After surpassing the 2,000 mark of live shows in an impressively short amount of time you’d be forgiven to think that folk-punk journeyman, Frank Turner would be ready to sit back a little bit to catch his breath.

Fortunately for his fans this is certainly not the case as he was handed the keys to the infamous Camden, Roundhouse and teamed up with Onefest to create a four day festival to celebrate live music named ‘Lost Evenings’.

Throughout the weekend there was a whole host of talent on show as Frank gave many bands/artists the platform to showcase their talents in front of a new audience, in addition to this, workshops and panels were organised to give guidance to the next generation looking to break their way into the music industry.

Frank and his band, The Sleeping Souls headlined each of the four nights with various themes chosen to keep things fresh with the final night’s theme aptly being a greatest hits set as well as a tribute to his record label, Xtra Mile Recordings and their seemingly never ending endeavor to introduce the world to new and exciting music.

It was British folk singer, Will Varley who kicked things off with his charming grass roots brand of folk story telling combined with his political commentary.
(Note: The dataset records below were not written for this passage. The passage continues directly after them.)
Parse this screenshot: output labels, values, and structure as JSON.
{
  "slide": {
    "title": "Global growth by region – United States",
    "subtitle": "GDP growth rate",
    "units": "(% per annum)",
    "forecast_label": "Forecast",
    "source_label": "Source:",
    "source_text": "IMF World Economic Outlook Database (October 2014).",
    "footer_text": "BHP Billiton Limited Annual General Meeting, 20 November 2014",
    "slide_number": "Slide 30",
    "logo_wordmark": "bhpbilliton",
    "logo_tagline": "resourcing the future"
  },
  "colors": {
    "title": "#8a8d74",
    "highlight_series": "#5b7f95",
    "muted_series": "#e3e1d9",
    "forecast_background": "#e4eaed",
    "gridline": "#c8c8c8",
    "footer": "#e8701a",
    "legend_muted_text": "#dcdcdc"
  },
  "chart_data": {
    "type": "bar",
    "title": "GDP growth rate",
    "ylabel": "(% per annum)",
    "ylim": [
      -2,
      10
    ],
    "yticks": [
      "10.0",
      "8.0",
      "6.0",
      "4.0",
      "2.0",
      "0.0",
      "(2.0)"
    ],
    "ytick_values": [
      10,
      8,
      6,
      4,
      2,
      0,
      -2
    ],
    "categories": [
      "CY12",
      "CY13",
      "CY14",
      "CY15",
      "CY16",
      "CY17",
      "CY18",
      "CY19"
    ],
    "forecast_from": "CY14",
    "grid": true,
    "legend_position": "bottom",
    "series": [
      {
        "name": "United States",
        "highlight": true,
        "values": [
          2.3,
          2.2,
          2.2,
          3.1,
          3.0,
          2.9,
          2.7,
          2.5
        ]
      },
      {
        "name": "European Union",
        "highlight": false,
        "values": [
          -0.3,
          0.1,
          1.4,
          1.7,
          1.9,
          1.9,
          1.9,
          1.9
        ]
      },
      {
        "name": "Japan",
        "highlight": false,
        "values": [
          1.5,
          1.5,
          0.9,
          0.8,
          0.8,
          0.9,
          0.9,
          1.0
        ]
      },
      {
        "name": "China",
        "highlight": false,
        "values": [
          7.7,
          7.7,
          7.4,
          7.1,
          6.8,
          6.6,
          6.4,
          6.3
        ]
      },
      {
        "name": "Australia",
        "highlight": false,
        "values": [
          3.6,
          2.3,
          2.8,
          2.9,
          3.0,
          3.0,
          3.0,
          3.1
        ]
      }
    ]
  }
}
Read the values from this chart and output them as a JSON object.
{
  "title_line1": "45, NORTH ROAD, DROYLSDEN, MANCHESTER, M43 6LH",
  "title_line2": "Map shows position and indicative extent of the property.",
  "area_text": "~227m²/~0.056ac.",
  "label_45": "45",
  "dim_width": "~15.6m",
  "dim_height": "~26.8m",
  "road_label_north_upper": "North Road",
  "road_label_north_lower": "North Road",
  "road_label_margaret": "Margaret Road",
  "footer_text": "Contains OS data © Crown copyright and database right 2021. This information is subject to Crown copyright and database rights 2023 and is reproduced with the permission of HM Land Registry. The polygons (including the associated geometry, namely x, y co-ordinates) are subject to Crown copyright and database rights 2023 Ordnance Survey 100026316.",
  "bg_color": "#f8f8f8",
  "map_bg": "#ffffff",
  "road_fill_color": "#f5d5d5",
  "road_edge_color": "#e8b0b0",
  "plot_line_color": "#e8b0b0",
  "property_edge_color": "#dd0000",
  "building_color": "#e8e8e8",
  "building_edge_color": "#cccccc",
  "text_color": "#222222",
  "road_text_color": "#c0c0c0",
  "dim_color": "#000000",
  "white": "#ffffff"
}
Varley does have some comedy elements to his songwriting but that’s not on show tonight as he chose to play his socially and politically charged songs ‘We Don’t Believe You’ and ‘King For A King’ as well as playing ‘From Halcyon’ which was requested by the man himself (Frank).

Varley’s set was short but sweet and it wasn’t long before the energy in the Roundhouse is turned up a notch as label mates, Skinny Lister brought their sea shanty shenanigans to the stage.
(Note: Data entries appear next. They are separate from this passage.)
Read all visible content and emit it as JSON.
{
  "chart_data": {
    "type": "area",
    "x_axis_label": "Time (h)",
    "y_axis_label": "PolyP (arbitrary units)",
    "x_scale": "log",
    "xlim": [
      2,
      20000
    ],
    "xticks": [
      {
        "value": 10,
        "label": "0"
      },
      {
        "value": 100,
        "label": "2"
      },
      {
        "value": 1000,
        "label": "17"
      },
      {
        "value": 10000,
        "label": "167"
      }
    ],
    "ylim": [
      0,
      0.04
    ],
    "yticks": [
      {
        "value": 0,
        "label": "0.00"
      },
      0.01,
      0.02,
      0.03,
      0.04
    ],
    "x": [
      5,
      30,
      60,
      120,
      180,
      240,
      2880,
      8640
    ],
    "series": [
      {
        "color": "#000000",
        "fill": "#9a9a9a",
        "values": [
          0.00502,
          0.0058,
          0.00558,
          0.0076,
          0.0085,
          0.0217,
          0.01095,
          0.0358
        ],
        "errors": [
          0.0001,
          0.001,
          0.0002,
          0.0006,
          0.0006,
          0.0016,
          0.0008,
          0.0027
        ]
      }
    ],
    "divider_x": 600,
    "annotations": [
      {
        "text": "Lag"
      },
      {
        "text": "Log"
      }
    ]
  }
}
The high spirited sextet were relentless in the quest to turn up the tempo with their brand of high octane folk punk with ‘Wanted’, ‘Trouble On Oxford Street’ and ‘This Is War’ keeping everyone dancing without a care. A huge roar of unison accompanied the sea shanty ‘John Kanaka’ and then closing out their set with the delightfully up beat ‘Hamburg Drunk’.

As Frank Turner & The Sleeping Souls take the stage for their final performance of the festival there was a spark ignited as the crowd’s energy was boundless as they tore through a set that included the self assuring anthem ‘Get Better’, the bombastic ‘Glorious You’ and the tongue in cheek ‘Demons’.

Sticking to the greatest hits theme, old favourites such as ‘Recovery’, ‘If Ever I Stray’ and ‘The Road’ were greeted with an enthusiastic energy that show the crowd still love the oldies but goodies, even if they are hearing them for the second time in the space of a weekend.

There were a couple of hidden gems thrown into the mix as songs that don’t always make their way into the set were given an airing, ‘One Foot Before The Other’, ‘The Journey Of The Magi’ and ‘Rivers’ gave the fans a feeling of nostalgia from albums gone by.

As the band returned to the stage for an encore, a humbled Turner gave a speech on how honoured he felt to be able to create a festival centered around himself and his band but never to self indulge he tipped his hat to the crew, organisers and artists for their part in the making of this festival before leading into a once forgotten song, ‘Love, Ire & Song’.

Always one to leave a gig on a high note the band lead the crowd into a frenzied state as they dance around and sing their lungs out to ‘I Still Believe’ before finishing off with the raucous ‘Four Simple Words’ that resulted in Frank crowd surfing across the room, forever accessible to his fans!

The community feel that’s ever present at a Frank Turner gig was felt ten fold as you could see that the crowd were together as one, enjoying every moment with their friends – old and new. The festival was sold out on every day/night and that’s an indication of the dedication the fans have for this band and although this was the show that marked the end of the festival, you could feel that it was actually just a new beginning.